Segundo a Imazon, os frigoríficos autorizados para exportação, como as unidades de processamento de carne da JBS, têm um raio médio de 360 km ao redor de onde potencialmente compram gado. Questionada sobre o assunto, a JBS criticou a aplicação de um raio fixo de 360 km e afirmou que as distâncias de origem do gado variam muito entre unidades. A JBS declarou ainda que essa metodologia não leva em consideração o processo real de compra de gado, as políticas e a capacidade de monitoramento da cadeia de suprimentos da empresa. A eficácia dos sistemas de monitoramento da cadeia de suprimentos da JBS tem sido questionada repetidamente, inclusive por seus próprios fornecedores, como revelou uma recente investigação do The Guardian, Unearthed e Repórter Brasil.
O relatório também revela as graves implicações da poluição causada pelos incêndios para a saúde pública. Hospitais em Porto Velho registraram grande aumento nas internações por problemas respiratórios durante o período das queimadas, especialmente entre crianças e idosos. Dados citados na pesquisa do Greenpeace estimam que a fumaça das queimadas contribuiu para dezenas de milhares de internações e mortes prematuras na Amazônia brasileira na última década (2009-2019). Cumprir os padrões de qualidade do ar da OMS poderia aumentar a expectativa de vida em até 2,9 anos nos estados mais afetados, como Rondônia e Amazonas.

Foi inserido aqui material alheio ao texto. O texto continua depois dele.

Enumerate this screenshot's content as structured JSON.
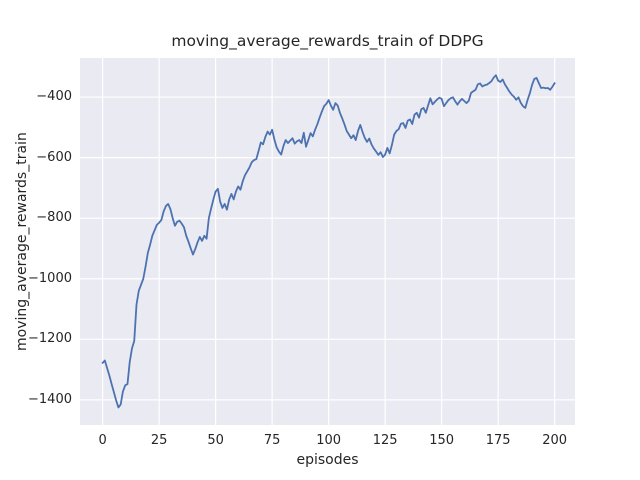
{
  "chart_data": {
    "type": "line",
    "title": "moving_average_rewards_train of DDPG",
    "xlabel": "episodes",
    "ylabel": "moving_average_rewards_train",
    "x_ticks": [
      0,
      25,
      50,
      75,
      100,
      125,
      150,
      175,
      200
    ],
    "y_ticks": [
      -400,
      -600,
      -800,
      -1000,
      -1200,
      -1400
    ],
    "xlim": [
      -10,
      209
    ],
    "ylim": [
      -1483,
      -271
    ],
    "grid": true,
    "legend_position": "none",
    "colors": {
      "line": "#4c72b0",
      "axes_background": "#eaeaf2",
      "grid": "#ffffff",
      "figure_background": "#ffffff",
      "text": "#262626"
    },
    "line_width": 1.8,
    "series": [
      {
        "name": "moving_average_rewards_train",
        "x": [
          0,
          1,
          2,
          3,
          4,
          5,
          6,
          7,
          8,
          9,
          10,
          11,
          12,
          13,
          14,
          15,
          16,
          17,
          18,
          19,
          20,
          21,
          22,
          23,
          24,
          25,
          26,
          27,
          28,
          29,
          30,
          31,
          32,
          33,
          34,
          35,
          36,
          37,
          38,
          39,
          40,
          41,
          42,
          43,
          44,
          45,
          46,
          47,
          48,
          49,
          50,
          51,
          52,
          53,
          54,
          55,
          56,
          57,
          58,
          59,
          60,
          61,
          62,
          63,
          64,
          65,
          66,
          67,
          68,
          69,
          70,
          71,
          72,
          73,
          74,
          75,
          76,
          77,
          78,
          79,
          80,
          81,
          82,
          83,
          84,
          85,
          86,
          87,
          88,
          89,
          90,
          91,
          92,
          93,
          94,
          95,
          96,
          97,
          98,
          99,
          100,
          101,
          102,
          103,
          104,
          105,
          106,
          107,
          108,
          109,
          110,
          111,
          112,
          113,
          114,
          115,
          116,
          117,
          118,
          119,
          120,
          121,
          122,
          123,
          124,
          125,
          126,
          127,
          128,
          129,
          130,
          131,
          132,
          133,
          134,
          135,
          136,
          137,
          138,
          139,
          140,
          141,
          142,
          143,
          144,
          145,
          146,
          147,
          148,
          149,
          150,
          151,
          152,
          153,
          154,
          155,
          156,
          157,
          158,
          159,
          160,
          161,
          162,
          163,
          164,
          165,
          166,
          167,
          168,
          169,
          170,
          171,
          172,
          173,
          174,
          175,
          176,
          177,
          178,
          179,
          180,
          181,
          182,
          183,
          184,
          185,
          186,
          187,
          188,
          189,
          190,
          191,
          192,
          193,
          194,
          195,
          196,
          197,
          198,
          199,
          200
        ],
        "y": [
          -1278,
          -1270,
          -1295,
          -1320,
          -1348,
          -1375,
          -1402,
          -1425,
          -1415,
          -1372,
          -1352,
          -1348,
          -1275,
          -1230,
          -1205,
          -1085,
          -1040,
          -1020,
          -1000,
          -960,
          -915,
          -888,
          -858,
          -840,
          -822,
          -815,
          -806,
          -778,
          -760,
          -753,
          -770,
          -800,
          -825,
          -812,
          -808,
          -818,
          -830,
          -858,
          -878,
          -900,
          -920,
          -902,
          -880,
          -862,
          -875,
          -858,
          -868,
          -800,
          -768,
          -738,
          -712,
          -703,
          -745,
          -766,
          -753,
          -772,
          -738,
          -720,
          -738,
          -712,
          -695,
          -706,
          -678,
          -658,
          -645,
          -632,
          -615,
          -608,
          -605,
          -578,
          -550,
          -556,
          -532,
          -514,
          -524,
          -508,
          -540,
          -566,
          -580,
          -590,
          -562,
          -542,
          -552,
          -544,
          -536,
          -554,
          -546,
          -542,
          -552,
          -518,
          -564,
          -542,
          -519,
          -530,
          -508,
          -490,
          -468,
          -448,
          -430,
          -422,
          -410,
          -428,
          -442,
          -420,
          -428,
          -452,
          -470,
          -490,
          -512,
          -524,
          -536,
          -526,
          -542,
          -512,
          -492,
          -515,
          -535,
          -548,
          -537,
          -557,
          -570,
          -580,
          -591,
          -582,
          -598,
          -590,
          -568,
          -586,
          -558,
          -524,
          -512,
          -506,
          -488,
          -486,
          -502,
          -478,
          -474,
          -489,
          -458,
          -452,
          -468,
          -440,
          -436,
          -452,
          -428,
          -404,
          -424,
          -416,
          -408,
          -402,
          -406,
          -430,
          -420,
          -410,
          -404,
          -401,
          -414,
          -425,
          -414,
          -406,
          -413,
          -420,
          -412,
          -386,
          -381,
          -376,
          -358,
          -355,
          -365,
          -361,
          -359,
          -354,
          -348,
          -336,
          -328,
          -346,
          -350,
          -342,
          -358,
          -370,
          -382,
          -392,
          -399,
          -409,
          -401,
          -419,
          -430,
          -436,
          -410,
          -388,
          -360,
          -340,
          -337,
          -354,
          -370,
          -369,
          -371,
          -370,
          -376,
          -366,
          -354
        ]
      }
    ]
  }
}
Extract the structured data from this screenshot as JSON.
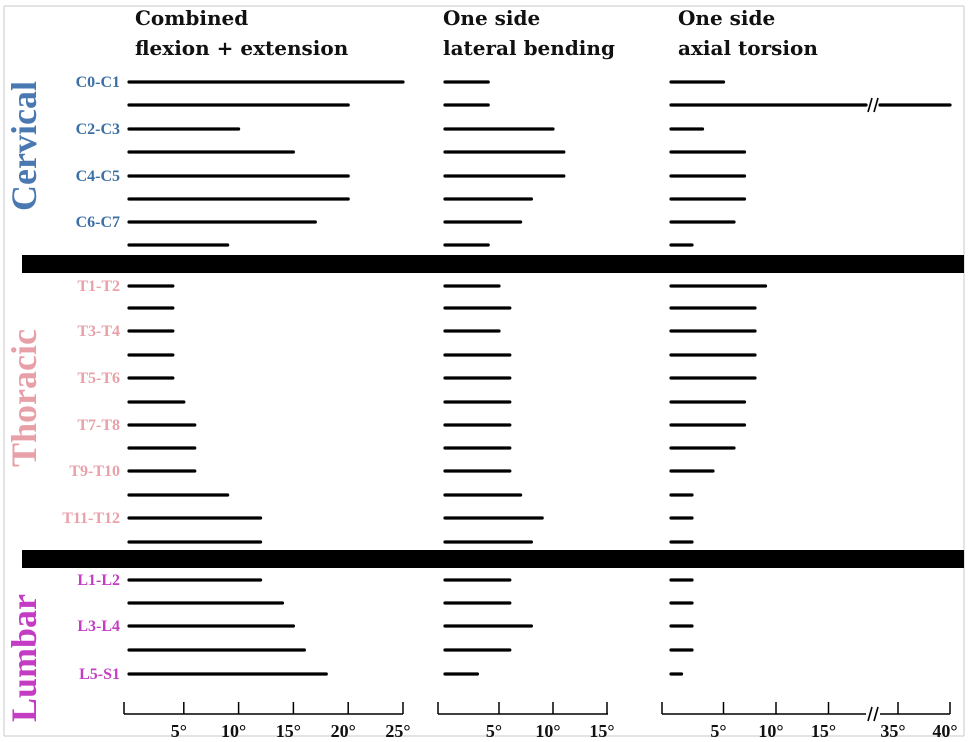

“A Amazônia tem um papel vital na preservação da vida no planeta, mas tem sufocado com a fumaça de queimadas advindas de processos de desmatamento e renovação de pastagens. Esses incêndios não são naturais: cada fogo ateado ameaça todos os que vivem na região, das cidades às comunidades locais. Essas queimadas expõem um dos grandes impactos da agropecuária na região, frequentemente subestimado. Não se trata apenas de destruição — são crianças em hospital, idosos lutando para respirar e florestas transformadas em fumaça para uma lógica produtiva predatória”, afirma a coordenadora da Frente de Desmatamento Zero do Greenpeace Brasil, Cristiane Mazzetti.
“Na COP30, muitas empresas do agronegócio vão afirmar que o setor promove soluções climáticas, mas para isso ser verdade, é preciso endereçar de maneira definitiva os impactos que até hoje fazem parte da cadeia produtiva, isso inclui o desmatamento e o uso ilegal do fogo. Os governos precisam enxergar além do greenwashing e agir para proteger as florestas e a saúde das pessoas, o que passa por responsabilizar os atores por trás dessa destruição e regular de maneira efetiva o setor agropecuário, para que se adequem às metas climáticas”, completa Mazzetti.
COP30 e o Plano de Ação Para Florestas
Entre os possíveis desdobramentos da COP30, surge uma oportunidade única para o Brasil liderar um plano de ação global visando o fim do desmatamento e da degradação florestal até 2030, aproveitando sua experiência e legitimidade na agenda de conservação de florestas. Embora a meta tenha sido assumida em 2023, durante a COP28, é necessário torná-la concreta por meio de mecanismos de implementação.
O Greenpeace Brasil apresenta um plano de ação para colocar as florestas no centro das negociações climáticas. A proposta defende a criação de um Programa de Trabalho de cinco anos no âmbito da Convenção-Quadro das Nações Unidas sobre Mudança do Clima (UNFCCC), com a missão de implementar e monitorar a meta global de deter e reverter o desmatamento até 2030.